Now some believe Google is leaving money on the table by not charging for impressions. Others argue that because of the searcher's mindset and the nature of working vs. long-term memory, the impression-alone has little value. Well, that debate will evolve, and I hope it does, because there is at least one reason why Google may be staying committed to the click.
It's the amazing potential that exists for our SEM landing pages to be more engaging, immersive and meaningful for both consumers and brands. And no, I'm not talking about deep-linking, or multi-variate testing.
Other tools are quite valuable and effective at delivering on a relevant search experience. Such tools include those for checking inventory, finding locations or customizing specific products.
But we also know that searchers don't just search once; they search, learn and search again.
Imagine if we could truly engage the customer so that they are able to learn more than what is possible to include on a landing page or even throughout the entire site.
Imagine customers helping customers, fans chatting with fans, and you laughing with your clients on the beach while listening to Radiohead playing on invisible speakers in the sky. Sound ridiculous? OK, it is, but it's also not impossible.

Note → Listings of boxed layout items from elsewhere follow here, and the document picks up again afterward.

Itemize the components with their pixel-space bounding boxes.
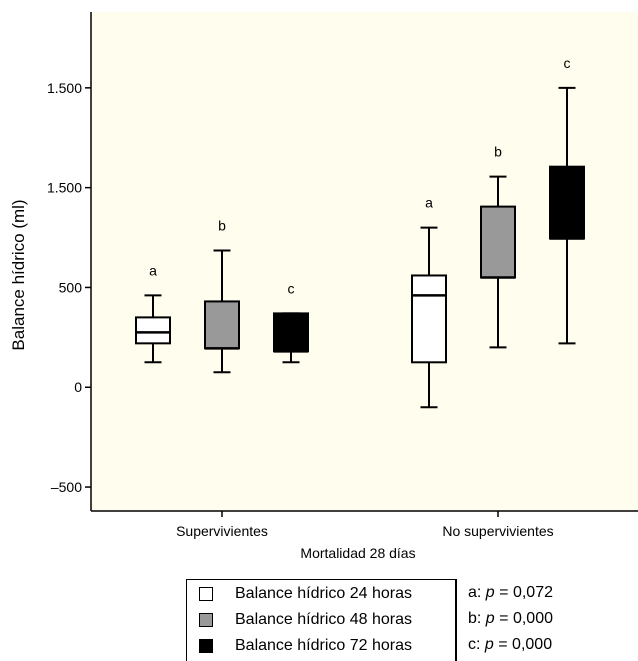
plot-area — [91, 12, 638, 511]
y-tick-label: 1.500 — [47, 80, 82, 96]
box-body — [480, 205, 516, 279]
legend-item-24h: Balance hídrico 24 horas — [187, 581, 456, 607]
box-3-group-2: c — [549, 55, 585, 345]
y-tick-label: 1.500 — [47, 180, 82, 196]
legend-swatch-24h — [199, 587, 213, 601]
x-axis-title: Mortalidad 28 días — [300, 545, 415, 561]
legend-swatch-72h — [199, 639, 213, 653]
box-plot-chart: 1.500 1.500 500 0 –500 Supervivientes No supe… — [9, 12, 638, 561]
significance-letter: c — [288, 280, 295, 296]
pvalue-a: a: p = 0,072 — [468, 584, 553, 601]
legend-item-72h: Balance hídrico 72 horas — [187, 633, 456, 659]
y-tick-label: –500 — [51, 479, 82, 495]
significance-letter: c — [564, 55, 571, 71]
y-axis: 1.500 1.500 500 0 –500 — [47, 12, 92, 511]
significance-letter: b — [494, 144, 502, 160]
legend-label-48h: Balance hídrico 48 horas — [235, 611, 412, 628]
legend-item-48h: Balance hídrico 48 horas — [187, 607, 456, 633]
box-body — [204, 300, 240, 350]
y-tick-label: 0 — [74, 379, 82, 395]
box-1-group-1: a — [135, 262, 171, 364]
pvalue-legend: a: p = 0,072 b: p = 0,000 c: p = 0,000 — [455, 579, 585, 661]
box-series-group: a a b b c c — [135, 55, 585, 409]
significance-letter: a — [149, 262, 157, 278]
significance-letter: b — [218, 218, 226, 234]
box-body — [135, 316, 171, 345]
pvalue-c: c: p = 0,000 — [468, 636, 553, 653]
box-2-group-2: b — [480, 144, 516, 349]
y-axis-title: Balance hídrico (ml) — [9, 199, 28, 350]
y-tick-label: 500 — [59, 279, 83, 295]
box-3-group-1: c — [273, 280, 309, 364]
legend-label-24h: Balance hídrico 24 horas — [235, 585, 412, 602]
box-1-group-2: a — [411, 195, 447, 409]
x-tick-label: Supervivientes — [176, 523, 268, 539]
significance-letter: a — [425, 195, 433, 211]
legend-label-72h: Balance hídrico 72 horas — [235, 637, 412, 654]
box-2-group-1: b — [204, 218, 240, 374]
box-body — [549, 165, 585, 240]
pvalue-b: b: p = 0,000 — [468, 610, 553, 627]
x-tick-label: No supervivientes — [442, 523, 553, 539]
box-body — [411, 274, 447, 364]
legend-swatch-48h — [199, 613, 213, 627]
box-body — [273, 312, 309, 353]
x-axis: Supervivientes No supervivientes — [91, 510, 638, 539]
legend: Balance hídrico 24 horas Balance hídrico… — [186, 579, 457, 661]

The latest example of what we're talking about is "Lively", Google's answer to Second Life, and it points to some of the amazing opportunities that continue to develop as we seek to better engage people and deliver meaningful brand experiences through search.
I'm excited to see which brand becomes the first to use Google's Lively to engage customers and prospects on an SEM landing page.
One of the benefits of this form of user-generated content is that it is real-time, allowing users to connect at the same moment in time. Integrated with an SEM campaign, this offers very interesting creative opportunities for the progressive-minded search marketer looking to enhance search's role in reaching and engaging the right people at the right moment - when interest and intent is high.
The second and potentially more interesting advantage, especially for online-reputation-conscious companies, is that this form of user-generated content is temporary. This means that if a rogue visitor says something offensive, it isn't spread across the web; it only lives "in the moment".
Of course, marketers should not consider this opportunity without committing the required resources, and should build a clear strategy and program around the idea, as well as commit the necessary resources to monitoring and ensuring an engaging, brand-relevant "in-world experience".
If you're looking for a low-risk way to test out this idea, why not try it on an SEM landing page, where you can easily control the flow of traffic?
And don't forget to ask yourself how you'll measure this new level of engagement. As most search-theory questions go, answering it won't be easy, but it sure will be fun.